PHP file-based FIFO specifically designed for concurrent access - think IPC, processing queues etc. Can do over 18K/s operations depending on disk speed with guaranteed atomicicity. A single class with no library dependancies, the only requirement is a file writable by all processes.
This should be considered alpha code - there is still more work to be done on recovery from data corruption and pushing it to the load limit. As a simple task queue though it should be pretty stable and usable (without any guarantees though!). Documentation is provided by looking at the source - it is only one file with half a dozen methods :-)
Basic example is a user registration page that wants to send a welcome email to the new user.
<?
require_once "ConcurrentFIFO.php";
$q = new ConcurrentFIFO('data/test.fifo');
$job = array('email' => '[email protected]', 'message' => 'Hello Bob');
$q->enqueue(json_encode($job)); // the queue only knows about strings
?>
You can then have a cron job that gets the jobs and processes them every X minutes:
<?
require_once "ConcurrentFIFO.php";
$q = new ConcurrentFIFO('data/test.fifo');
while($data = $q->dequeue()) {
$job = json_decode($data, true); // as array instead of object
mail($job['email'], "Your registration", $job['message']);
}
or daemonise the process - with this you can run as many 'workers' required and the emails will be sent as soon as possible:
<?
require_once "ConcurrentFIFO.php";
$q = new ConcurrentFIFO('data/test.fifo');
while(true) {
$data = $q->bdequeue(0); // blocks until an item is available
$job = json_decode($data, true);
mail($job['email'], "Your registration", $job['message']);
}
Data is written sequencially to the file and the first item pointer is advanced as items are dequeued. The file is truncated when all items have been dequeued and compacted when the the wasted space is greater than 4K so the file should remain a reasonable size as long as the number of dequeues > enqueues over time. There is a 2 byte overhead for each item + a 16 byte header. Atomicity is provided through flock() and should be cross-platform (more testing needed).

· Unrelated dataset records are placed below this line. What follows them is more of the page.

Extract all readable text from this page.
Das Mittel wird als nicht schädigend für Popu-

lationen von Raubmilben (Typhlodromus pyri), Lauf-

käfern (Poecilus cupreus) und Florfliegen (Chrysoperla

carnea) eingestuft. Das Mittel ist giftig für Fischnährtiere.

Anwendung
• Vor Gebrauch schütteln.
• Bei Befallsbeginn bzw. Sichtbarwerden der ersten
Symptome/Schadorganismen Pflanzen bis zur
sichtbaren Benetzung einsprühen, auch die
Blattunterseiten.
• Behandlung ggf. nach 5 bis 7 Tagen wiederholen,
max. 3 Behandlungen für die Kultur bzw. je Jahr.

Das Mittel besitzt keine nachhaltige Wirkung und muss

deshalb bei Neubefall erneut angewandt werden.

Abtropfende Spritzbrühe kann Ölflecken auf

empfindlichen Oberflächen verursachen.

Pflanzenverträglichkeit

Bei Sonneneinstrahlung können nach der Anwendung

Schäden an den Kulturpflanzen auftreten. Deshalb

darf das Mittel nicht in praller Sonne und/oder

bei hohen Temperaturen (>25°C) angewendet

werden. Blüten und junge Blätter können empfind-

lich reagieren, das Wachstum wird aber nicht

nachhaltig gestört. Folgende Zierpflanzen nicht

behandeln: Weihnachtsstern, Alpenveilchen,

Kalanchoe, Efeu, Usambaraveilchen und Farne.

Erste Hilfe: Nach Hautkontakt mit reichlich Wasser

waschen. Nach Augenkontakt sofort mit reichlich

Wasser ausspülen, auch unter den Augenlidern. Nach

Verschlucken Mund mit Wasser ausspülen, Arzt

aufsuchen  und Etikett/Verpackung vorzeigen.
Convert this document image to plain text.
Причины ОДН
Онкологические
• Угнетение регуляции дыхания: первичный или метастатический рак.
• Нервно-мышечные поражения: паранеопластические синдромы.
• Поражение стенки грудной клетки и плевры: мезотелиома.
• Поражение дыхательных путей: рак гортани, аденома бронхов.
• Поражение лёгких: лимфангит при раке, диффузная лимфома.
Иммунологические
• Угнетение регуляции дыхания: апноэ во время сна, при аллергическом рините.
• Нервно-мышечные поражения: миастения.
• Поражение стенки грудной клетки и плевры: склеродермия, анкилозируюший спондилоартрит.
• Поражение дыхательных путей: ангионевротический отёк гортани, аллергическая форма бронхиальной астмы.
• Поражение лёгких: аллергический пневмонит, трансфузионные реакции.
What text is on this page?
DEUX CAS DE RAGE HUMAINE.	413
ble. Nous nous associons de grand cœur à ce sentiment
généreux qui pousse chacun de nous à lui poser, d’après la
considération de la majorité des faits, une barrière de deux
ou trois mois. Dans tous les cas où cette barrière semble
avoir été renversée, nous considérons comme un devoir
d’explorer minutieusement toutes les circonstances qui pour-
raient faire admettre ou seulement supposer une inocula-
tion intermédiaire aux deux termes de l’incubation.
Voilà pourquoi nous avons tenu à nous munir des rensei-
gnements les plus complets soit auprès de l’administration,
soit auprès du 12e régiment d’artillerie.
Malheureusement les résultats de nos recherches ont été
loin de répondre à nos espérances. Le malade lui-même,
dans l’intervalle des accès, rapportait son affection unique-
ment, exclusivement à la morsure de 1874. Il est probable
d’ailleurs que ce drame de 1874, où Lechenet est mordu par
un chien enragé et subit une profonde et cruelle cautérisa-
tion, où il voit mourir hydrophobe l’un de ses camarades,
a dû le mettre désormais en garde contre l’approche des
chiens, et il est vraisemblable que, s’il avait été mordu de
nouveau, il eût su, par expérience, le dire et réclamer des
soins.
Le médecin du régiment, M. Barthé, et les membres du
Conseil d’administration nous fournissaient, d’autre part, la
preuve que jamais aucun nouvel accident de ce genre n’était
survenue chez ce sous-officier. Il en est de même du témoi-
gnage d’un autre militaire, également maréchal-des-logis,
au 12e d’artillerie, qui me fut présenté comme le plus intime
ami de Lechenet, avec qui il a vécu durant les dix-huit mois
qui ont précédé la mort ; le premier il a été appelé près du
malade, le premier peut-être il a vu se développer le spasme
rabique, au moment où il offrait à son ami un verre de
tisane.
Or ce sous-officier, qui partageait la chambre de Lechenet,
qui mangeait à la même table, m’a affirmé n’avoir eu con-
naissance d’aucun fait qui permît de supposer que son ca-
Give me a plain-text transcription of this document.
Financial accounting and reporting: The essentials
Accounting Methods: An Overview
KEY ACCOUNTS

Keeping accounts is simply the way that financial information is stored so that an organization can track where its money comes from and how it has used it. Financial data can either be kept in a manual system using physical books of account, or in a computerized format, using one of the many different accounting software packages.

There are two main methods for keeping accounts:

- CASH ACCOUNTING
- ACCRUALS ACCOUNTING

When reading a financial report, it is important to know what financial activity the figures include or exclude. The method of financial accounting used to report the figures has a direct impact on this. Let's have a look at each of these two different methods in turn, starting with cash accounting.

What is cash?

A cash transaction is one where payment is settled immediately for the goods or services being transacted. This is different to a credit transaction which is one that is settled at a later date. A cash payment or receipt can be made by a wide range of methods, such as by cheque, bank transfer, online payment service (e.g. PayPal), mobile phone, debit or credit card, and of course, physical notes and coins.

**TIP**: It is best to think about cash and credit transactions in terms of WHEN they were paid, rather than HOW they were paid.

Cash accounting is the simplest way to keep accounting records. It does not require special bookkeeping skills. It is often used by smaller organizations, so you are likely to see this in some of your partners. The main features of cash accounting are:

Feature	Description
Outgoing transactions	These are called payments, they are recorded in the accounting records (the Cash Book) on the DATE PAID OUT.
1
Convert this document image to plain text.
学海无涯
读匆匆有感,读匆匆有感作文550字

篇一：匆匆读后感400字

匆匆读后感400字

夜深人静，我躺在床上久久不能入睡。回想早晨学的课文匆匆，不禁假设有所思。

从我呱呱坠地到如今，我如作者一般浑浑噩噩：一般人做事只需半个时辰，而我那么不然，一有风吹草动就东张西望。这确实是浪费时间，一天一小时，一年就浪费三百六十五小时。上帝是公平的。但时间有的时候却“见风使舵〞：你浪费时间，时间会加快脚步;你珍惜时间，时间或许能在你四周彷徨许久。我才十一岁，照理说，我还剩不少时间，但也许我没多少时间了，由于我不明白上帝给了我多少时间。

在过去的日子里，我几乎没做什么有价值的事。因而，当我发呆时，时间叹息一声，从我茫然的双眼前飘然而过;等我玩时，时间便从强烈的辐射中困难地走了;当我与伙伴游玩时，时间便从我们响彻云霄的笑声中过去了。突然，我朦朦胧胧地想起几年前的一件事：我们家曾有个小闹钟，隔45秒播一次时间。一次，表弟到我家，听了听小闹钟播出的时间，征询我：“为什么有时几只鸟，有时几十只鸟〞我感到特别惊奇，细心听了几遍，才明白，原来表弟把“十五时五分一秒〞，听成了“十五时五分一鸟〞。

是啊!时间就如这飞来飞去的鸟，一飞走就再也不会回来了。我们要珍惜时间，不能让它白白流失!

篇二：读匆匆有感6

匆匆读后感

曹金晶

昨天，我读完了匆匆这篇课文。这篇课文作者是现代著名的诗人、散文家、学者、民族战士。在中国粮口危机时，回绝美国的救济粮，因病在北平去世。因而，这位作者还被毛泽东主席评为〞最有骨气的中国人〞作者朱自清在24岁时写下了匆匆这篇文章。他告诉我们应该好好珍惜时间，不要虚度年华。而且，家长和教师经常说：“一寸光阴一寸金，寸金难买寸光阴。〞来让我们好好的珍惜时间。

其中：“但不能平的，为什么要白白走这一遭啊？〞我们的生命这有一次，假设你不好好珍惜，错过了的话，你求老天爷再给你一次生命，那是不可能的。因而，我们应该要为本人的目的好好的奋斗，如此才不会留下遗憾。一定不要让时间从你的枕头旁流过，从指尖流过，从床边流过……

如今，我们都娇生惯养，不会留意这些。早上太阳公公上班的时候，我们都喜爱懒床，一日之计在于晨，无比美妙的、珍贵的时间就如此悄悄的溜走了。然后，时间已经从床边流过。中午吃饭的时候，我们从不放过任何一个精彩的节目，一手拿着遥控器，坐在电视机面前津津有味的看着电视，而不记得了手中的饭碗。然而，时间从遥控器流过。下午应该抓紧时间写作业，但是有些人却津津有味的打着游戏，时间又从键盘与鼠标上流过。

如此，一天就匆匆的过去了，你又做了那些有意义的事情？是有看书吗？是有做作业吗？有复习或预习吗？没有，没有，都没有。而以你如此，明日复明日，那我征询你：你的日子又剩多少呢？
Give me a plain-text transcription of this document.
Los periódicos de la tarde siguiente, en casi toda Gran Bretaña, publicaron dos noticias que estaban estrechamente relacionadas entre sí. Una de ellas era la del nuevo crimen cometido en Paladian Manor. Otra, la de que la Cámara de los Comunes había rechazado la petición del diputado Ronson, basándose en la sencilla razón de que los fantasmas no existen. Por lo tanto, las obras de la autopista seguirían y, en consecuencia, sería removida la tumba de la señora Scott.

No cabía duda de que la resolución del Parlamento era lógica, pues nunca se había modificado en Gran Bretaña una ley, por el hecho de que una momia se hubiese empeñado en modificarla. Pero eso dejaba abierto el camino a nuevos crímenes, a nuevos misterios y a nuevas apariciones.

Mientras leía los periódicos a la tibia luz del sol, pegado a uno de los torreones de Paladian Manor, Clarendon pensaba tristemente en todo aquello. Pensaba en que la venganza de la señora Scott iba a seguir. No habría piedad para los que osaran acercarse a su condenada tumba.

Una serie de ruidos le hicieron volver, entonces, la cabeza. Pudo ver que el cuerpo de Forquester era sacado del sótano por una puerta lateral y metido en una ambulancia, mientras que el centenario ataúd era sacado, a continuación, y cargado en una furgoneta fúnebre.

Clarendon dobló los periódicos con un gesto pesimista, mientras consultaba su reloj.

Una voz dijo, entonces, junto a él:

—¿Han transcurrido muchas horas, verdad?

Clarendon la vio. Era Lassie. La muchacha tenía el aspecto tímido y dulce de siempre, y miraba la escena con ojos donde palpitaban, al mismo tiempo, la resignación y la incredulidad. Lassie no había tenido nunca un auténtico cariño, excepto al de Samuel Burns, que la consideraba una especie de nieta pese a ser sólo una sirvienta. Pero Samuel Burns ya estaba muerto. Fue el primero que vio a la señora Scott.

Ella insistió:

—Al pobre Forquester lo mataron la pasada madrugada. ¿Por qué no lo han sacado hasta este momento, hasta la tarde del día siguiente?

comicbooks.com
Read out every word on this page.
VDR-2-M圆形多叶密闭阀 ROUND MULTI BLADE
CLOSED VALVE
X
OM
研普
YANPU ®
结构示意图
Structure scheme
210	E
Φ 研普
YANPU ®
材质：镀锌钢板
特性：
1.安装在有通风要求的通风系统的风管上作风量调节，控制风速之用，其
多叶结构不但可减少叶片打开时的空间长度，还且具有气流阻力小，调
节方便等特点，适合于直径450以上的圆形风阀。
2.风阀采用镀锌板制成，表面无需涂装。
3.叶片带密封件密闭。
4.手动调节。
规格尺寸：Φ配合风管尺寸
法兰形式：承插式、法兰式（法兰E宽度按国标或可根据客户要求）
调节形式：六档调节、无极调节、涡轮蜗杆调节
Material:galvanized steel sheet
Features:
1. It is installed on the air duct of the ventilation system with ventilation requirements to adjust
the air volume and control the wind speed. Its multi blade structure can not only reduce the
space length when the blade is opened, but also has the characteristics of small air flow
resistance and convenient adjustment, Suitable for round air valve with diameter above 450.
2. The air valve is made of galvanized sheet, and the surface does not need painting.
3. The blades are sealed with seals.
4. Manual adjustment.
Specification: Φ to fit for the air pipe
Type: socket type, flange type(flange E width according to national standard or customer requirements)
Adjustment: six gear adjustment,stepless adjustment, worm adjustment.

The first version was able to get > 35K ops/s enqueue() and 20K ops/s dequeue() but without any fault tolerance. The new version is more robust and manages around 19K ops/s for all operations which I think is a fair compromise (and on a par with pipelined Redis commands). These figures are obviously with a single reader/writer so multiple accessors will share this 'bandwidth' plus a bit of overhead for obtaining the locks. 19K ops/sec was recorded on my AMD Phenom II x6 3.20Ghz with a 7200 RPM Barracuda SATA drive and a queue size of 10,000 items - it reduces to around 14K ops/sec with a queue size of 100,000 items but the queue is intended to be kept sparse anyway - if you get up to these sort of numbers you dont have enough worker processes!
This starts multiple producer (job_creator.php) and consumer (job_worker.php) processes and allows you to watch the number of tasks processed in a separate console with job_manager.php. I have run this up to 25 producers and 100 consumers on a single system with no deadlocks or process starvation though the setup is fairly controlled and this could do with some more rigorous testing under heavy loads.
- The data structure should be able to recover from crashes during enqueue()/dequeue() but the methods haven't been implemented yet.
- Provide a lightweight Redis wrapper so this can be used for prototyping.
- Should be simple to add a basic REST frontend so one machine can act as a messaging server for multiple systems
- Add magic number to start of datastructure
- Find the load limit where flock() times out and do something more constructive than die()
- See if we can use this structure to implement a persistent pub/sub model.